The idea has struck quite 
a chord. People care about our town centres. They recognise that they face unprecedented challenges because of the growth of internet shopping. And they know that we will not be able to halt their decline, if we carry on with the same taxes, the same regulations and 
the same approach to parking.

Last week, the Chancellor showed that he was willing to do his bit by cutting business rates. In a tax cut costing the Treasury £1.5 billion, he announced a £1,000 annual discount off business rates for most high street shops, cafes and restaurants and extended for a further year the doubling of small business rate relief.

We also need to make it easier for people to live in our town centres. As Planning Minister, I have changed planning rules to make it easier for people to convert offices to homes – and will soon be making further changes to facilitate the conversion of shops in outlying streets into homes.

But, just like shoppers, people who live in town centres need to be able to park their cars without paying through the nose. That’s why I support local calls for on-street parking permits to be offered to central Stamford residents. I don’t quite understand why South Kesteven District Council’s cabinet decided to postpone a decision on what looks like a very sensible plan for residents’ parking. But I am confident that they will listen to those who elected them and me and adopt the proposed residents’ parking scheme at the earliest opportunity in the new 
year.

When it comes to parking for shoppers, I accept that there are no easy answers 
- although I note that Bourne seems to cope very well with unlimited free parking.

The district council will need to assess the different options and make some difficult judgments.

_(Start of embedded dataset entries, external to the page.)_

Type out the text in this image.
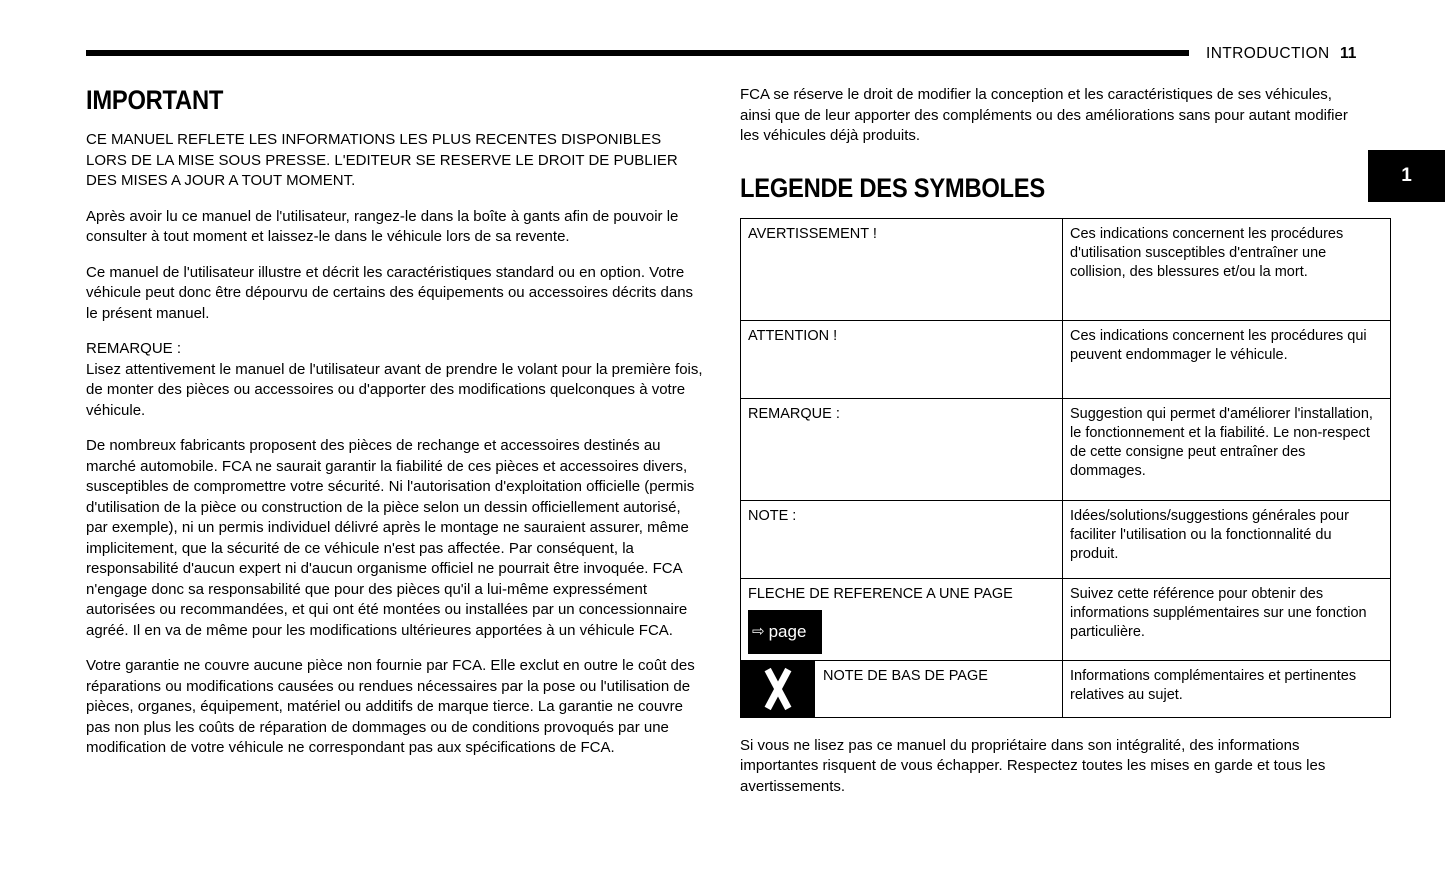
INTRODUCTION 11
1
IMPORTANT

CE MANUEL REFLETE LES INFORMATIONS LES PLUS RECENTES DISPONIBLES LORS DE LA MISE SOUS PRESSE. L'EDITEUR SE RESERVE LE DROIT DE PUBLIER DES MISES A JOUR A TOUT MOMENT.

Après avoir lu ce manuel de l'utilisateur, rangez-le dans la boîte à gants afin de pouvoir le consulter à tout moment et laissez-le dans le véhicule lors de sa revente.

Ce manuel de l'utilisateur illustre et décrit les caractéristiques standard ou en option. Votre véhicule peut donc être dépourvu de certains des équipements ou accessoires décrits dans le présent manuel.

REMARQUE :

Lisez attentivement le manuel de l'utilisateur avant de prendre le volant pour la première fois, de monter des pièces ou accessoires ou d'apporter des modifications quelconques à votre véhicule.

De nombreux fabricants proposent des pièces de rechange et accessoires destinés au marché automobile. FCA ne saurait garantir la fiabilité de ces pièces et accessoires divers, susceptibles de compromettre votre sécurité. Ni l'autorisation d'exploitation officielle (permis d'utilisation de la pièce ou construction de la pièce selon un dessin officiellement autorisé, par exemple), ni un permis individuel délivré après le montage ne sauraient assurer, même implicitement, que la sécurité de ce véhicule n'est pas affectée. Par conséquent, la responsabilité d'aucun expert ni d'aucun organisme officiel ne pourrait être invoquée. FCA n'engage donc sa responsabilité que pour des pièces qu'il a lui-même expressément autorisées ou recommandées, et qui ont été montées ou installées par un concessionnaire agréé. Il en va de même pour les modifications ultérieures apportées à un véhicule FCA.

Votre garantie ne couvre aucune pièce non fournie par FCA. Elle exclut en outre le coût des réparations ou modifications causées ou rendues nécessaires par la pose ou l'utilisation de pièces, organes, équipement, matériel ou additifs de marque tierce. La garantie ne couvre pas non plus les coûts de réparation de dommages ou de conditions provoqués par une modification de votre véhicule ne correspondant pas aux spécifications de FCA.

FCA se réserve le droit de modifier la conception et les caractéristiques de ses véhicules, ainsi que de leur apporter des compléments ou des améliorations sans pour autant modifier les véhicules déjà produits.

LEGENDE DES SYMBOLES
AVERTISSEMENT !	Ces indications concernent les procédures d'utilisation susceptibles d'entraîner une collision, des blessures et/ou la mort.

ATTENTION !	Ces indications concernent les procédures qui peuvent endommager le véhicule.

REMARQUE :	Suggestion qui permet d'améliorer l'installation, le fonctionnement et la fiabilité. Le non-respect de cette consigne peut entraîner des dommages.

NOTE :	Idées/solutions/suggestions générales pour faciliter l'utilisation ou la fonctionnalité du produit.

FLECHE DE REFERENCE A UNE PAGE
⇨ page	Suivez cette référence pour obtenir des informations supplémentaires sur une fonction particulière.

NOTE DE BAS DE PAGE	Informations complémentaires et pertinentes relatives au sujet.

Si vous ne lisez pas ce manuel du propriétaire dans son intégralité, des informations importantes risquent de vous échapper. Respectez toutes les mises en garde et tous les avertissements.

They may conclude that they should introduce free parking on some days but not others, or in some car parks and not others. What I am certain of is this: unless we make it much simpler for shoppers to park in the centre of Stamford, and a good bit cheaper too, they will continue to spend their money elsewhere: at out-of-town shopping centres where the parking is free, or with online retailers who can bring the entire contents of their shops right into people’s living rooms.